Research Reports - Comparison of cognitive behavioral therapy and supportive psychotherapy for the treatment of depression following traumatic brain injury

J Head Trauma Rehabil. 2014 Nov-Dec;29(6):467-78

Ashman T(1), Cantor JB, Tsaousides T, Spielman L, Gordon W

OBJECTIVE: To determine the efficacy of 2 different interventions (cognitive
behavioral therapy [CBT] and supportive psychotherapy [SPT]) to treat
post-traumatic brain injury (TBI) depression.
PARTICIPANTS: A sample of 77 community-dwelling individuals with a TBI, and a
diagnosis of depression.
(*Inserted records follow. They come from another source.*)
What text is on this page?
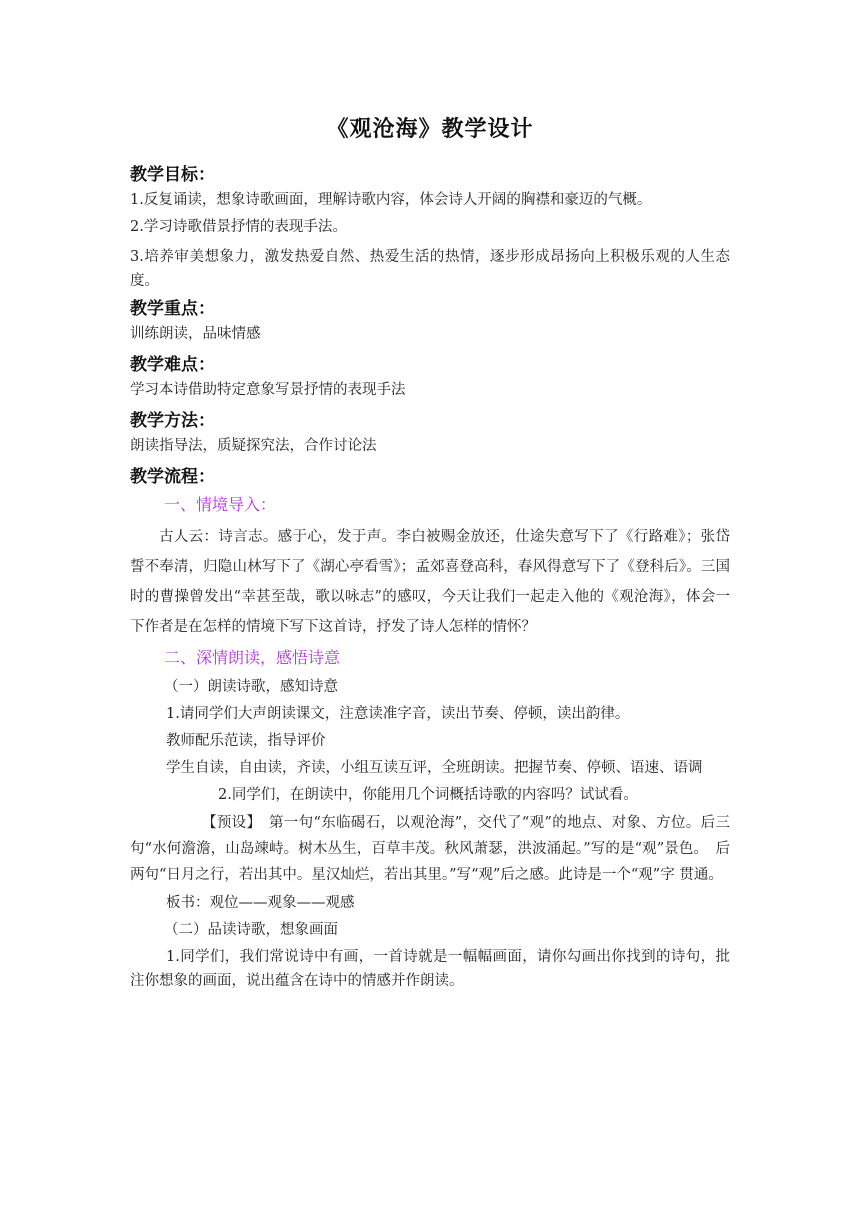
《观沧海》教学设计
教学目标：
1.反复诵读，想象诗歌画面，理解诗歌内容，体会诗人开阔的胸襟和豪迈的气概。
2.学习诗歌借景抒情的表现手法。
3.培养审美想象力，激发热爱自然、热爱生活的热情，逐步形成昂扬向上积极乐观的人生态度。
教学重点：
训练朗读，品味情感
教学难点：
学习本诗借助特定意象写景抒情的表现手法
教学方法：
朗读指导法，质疑探究法，合作讨论法
教学流程：
一、情境导入：
古人云：诗言志。感于心，发于声。李白被赐金放还，仕途失意写下了《行路难》；张岱誓不奉清，归隐山林写下了《湖心亭看雪》；孟郊喜登高科，春风得意写下了《登科后》。三国时的曹操曾发出“幸甚至哉，歌以咏志”的感叹，今天让我们一起走入他的《观沧海》，体会一下作者是在怎样的情境下写下这首诗，抒发了诗人怎样的情怀？
二、深情朗读，感悟诗意
（一）朗读诗歌，感知诗意
1.请同学们大声朗读课文，注意读准字音，读出节奏、停顿，读出韵律。
教师配乐范读，指导评价
学生自读，自由读，齐读，小组互读互评，全班朗读。把握节奏、停顿、语速、语调
2.同学们，在朗读中，你能用几个词概括诗歌的内容吗？试试看。
【预设】　第一句“东临碣石，以观沧海”，交代了“观”的地点、对象、方位。后三句“水何澹澹，山岛竦峙。树木丛生，百草丰茂。秋风萧瑟，洪波涌起。”写的是“观”景色。　后两句“日月之行，若出其中。星汉灿烂，若出其里。”写“观”后之感。此诗是一个“观”字 贯通。
板书：观位——观象——观感
（二）品读诗歌，想象画面
1.同学们，我们常说诗中有画，一首诗就是一幅幅画面，请你勾画出你找到的诗句，批注你想象的画面，说出蕴含在诗中的情感并作朗读。
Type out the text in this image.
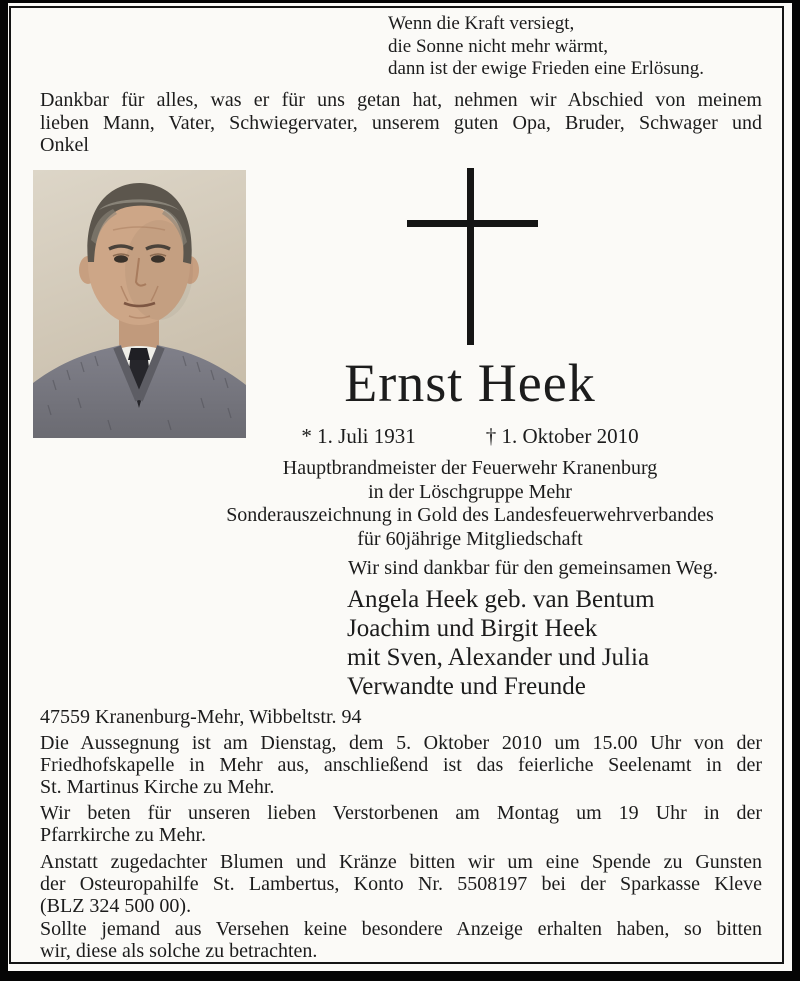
Wenn die Kraft versiegt,
die Sonne nicht mehr wärmt,
dann ist der ewige Frieden eine Erlösung.
Dankbar für alles, was er für uns getan hat, nehmen wir Abschied von meinem
lieben Mann, Vater, Schwiegervater, unserem guten Opa, Bruder, Schwager und
Onkel
Ernst Heek
* 1. Juli 1931	† 1. Oktober 2010
Hauptbrandmeister der Feuerwehr Kranenburg
in der Löschgruppe Mehr
Sonderauszeichnung in Gold des Landesfeuerwehrverbandes
für 60jährige Mitgliedschaft
Wir sind dankbar für den gemeinsamen Weg.
Angela Heek geb. van Bentum
Joachim und Birgit Heek
mit Sven, Alexander und Julia
Verwandte und Freunde
47559 Kranenburg-Mehr, Wibbeltstr. 94
Die Aussegnung ist am Dienstag, dem 5. Oktober 2010 um 15.00 Uhr von der
Friedhofskapelle in Mehr aus, anschließend ist das feierliche Seelenamt in der
St. Martinus Kirche zu Mehr.
Wir beten für unseren lieben Verstorbenen am Montag um 19 Uhr in der
Pfarrkirche zu Mehr.
Anstatt zugedachter Blumen und Kränze bitten wir um eine Spende zu Gunsten
der Osteuropahilfe St. Lambertus, Konto Nr. 5508197 bei der Sparkasse Kleve
(BLZ 324 500 00).
Sollte jemand aus Versehen keine besondere Anzeige erhalten haben, so bitten
wir, diese als solche zu betrachten.
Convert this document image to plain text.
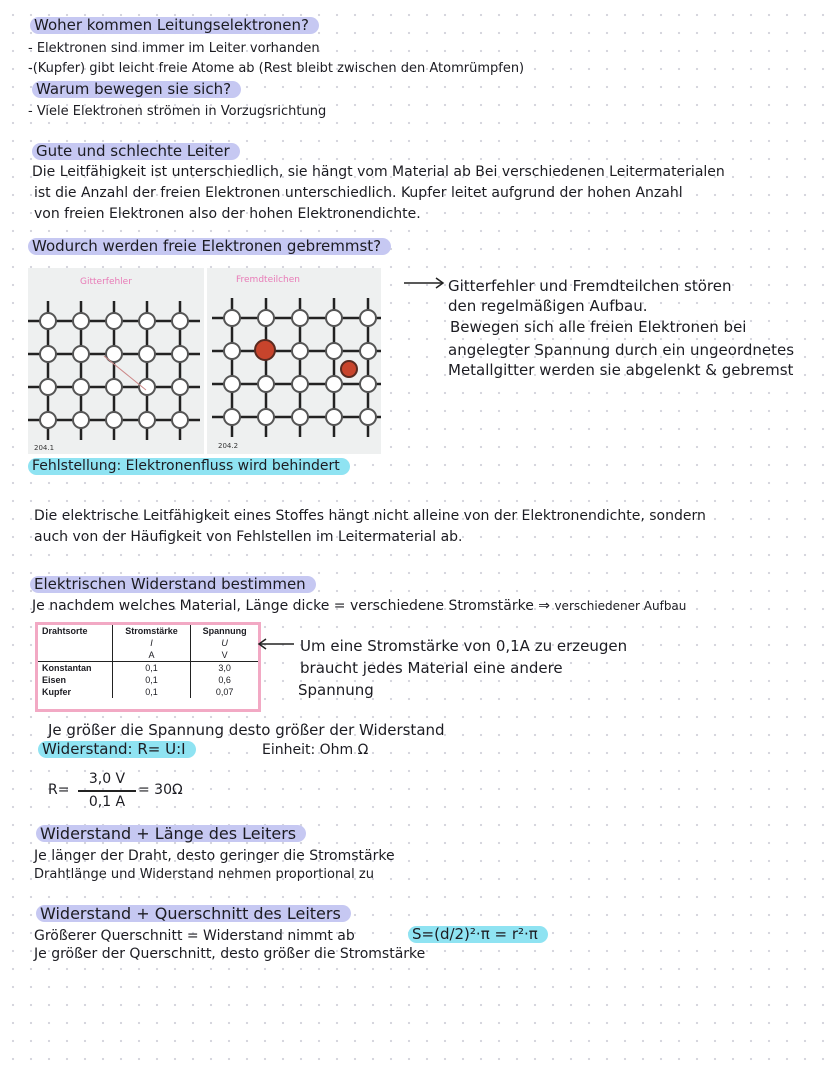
Woher kommen Leitungselektronen?
- Elektronen sind immer im Leiter vorhanden
-(Kupfer) gibt leicht freie Atome ab (Rest bleibt zwischen den Atomrümpfen)
Warum bewegen sie sich?
- Viele Elektronen strömen in Vorzugsrichtung
Gute und schlechte Leiter
Die Leitfähigkeit ist unterschiedlich, sie hängt vom Material ab Bei verschiedenen Leitermaterialen
ist die Anzahl der freien Elektronen unterschiedlich. Kupfer leitet aufgrund der hohen Anzahl
von freien Elektronen also der hohen Elektronendichte.
Wodurch werden freie Elektronen gebremmst?
Gitterfehler	Fremdteilchen
204.1	204.2
Gitterfehler und Fremdteilchen stören
den regelmäßigen Aufbau.
Bewegen sich alle freien Elektronen bei
angelegter Spannung durch ein ungeordnetes
Metallgitter werden sie abgelenkt & gebremst
Fehlstellung: Elektronenfluss wird behindert
Die elektrische Leitfähigkeit eines Stoffes hängt nicht alleine von der Elektronendichte, sondern
auch von der Häufigkeit von Fehlstellen im Leitermaterial ab.
Elektrischen Widerstand bestimmen
Je nachdem welches Material, Länge dicke = verschiedene Stromstärke ⇒ verschiedener Aufbau
Drahtsorte	Stromstärke	Spannung
	I	U
	A	V
Konstantan	0,1	3,0
Eisen	0,1	0,6
Kupfer	0,1	0,07
Um eine Stromstärke von 0,1A zu erzeugen
braucht jedes Material eine andere
Spannung
Je größer die Spannung desto größer der Widerstand
Widerstand: R= U:I	Einheit: Ohm Ω
R=
3,0 V
0,1 A
= 30Ω
Widerstand + Länge des Leiters
Je länger der Draht, desto geringer die Stromstärke
Drahtlänge und Widerstand nehmen proportional zu
Widerstand + Querschnitt des Leiters
Größerer Querschnitt = Widerstand nimmt ab	S=(d/2)²·π = r²·π
Je größer der Querschnitt, desto größer die Stromstärke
Participants were randomized into treatment conditions
either CBT or SPT and received up to 16 sessions of individual psychotherapy.
MEASURES: Participants completed the Structured Clinical Interview for DSM-IV and
self-report measures of depression (Beck Depression Inventory-Second Edition),
anxiety (State-Trait Anxiety Inventory), perceived social support (Interpersonal
Support Evaluation List), stressful life events (Life Experiences Survey), and
quality of life (QOL) before beginning and immediately following treatment.
RESULTS: No significant differences were found at baseline between CBT and SPT
groups on demographic factors (sex, age, education, race, and time since injury)
or baseline measures of depression, anxiety, participation, perceived social
support, stressful life events, or QOL. Analyses of variance revealed significant
time effects for the Beck Depression Inventory-Second Edition, State-Trait
Anxiety Inventory, and QOL outcome measures but no group effects.
Intention-to-treat mixed effects analyses did not find any significant difference
in patterns of scores of the outcome measures between the CBT and SPT
intervention groups.
CONCLUSIONS: Both forms of psychotherapy were efficacious in improving diagnoses
of depression and anxiety and reducing depressive symptoms. These findings
suggest that in this sample of individuals with TBI, CBT was not more effective
in treating depression than SPT, though further research is needed with larger
sample sizes to identify different components of these interventions that may be
effective with different TBI populations.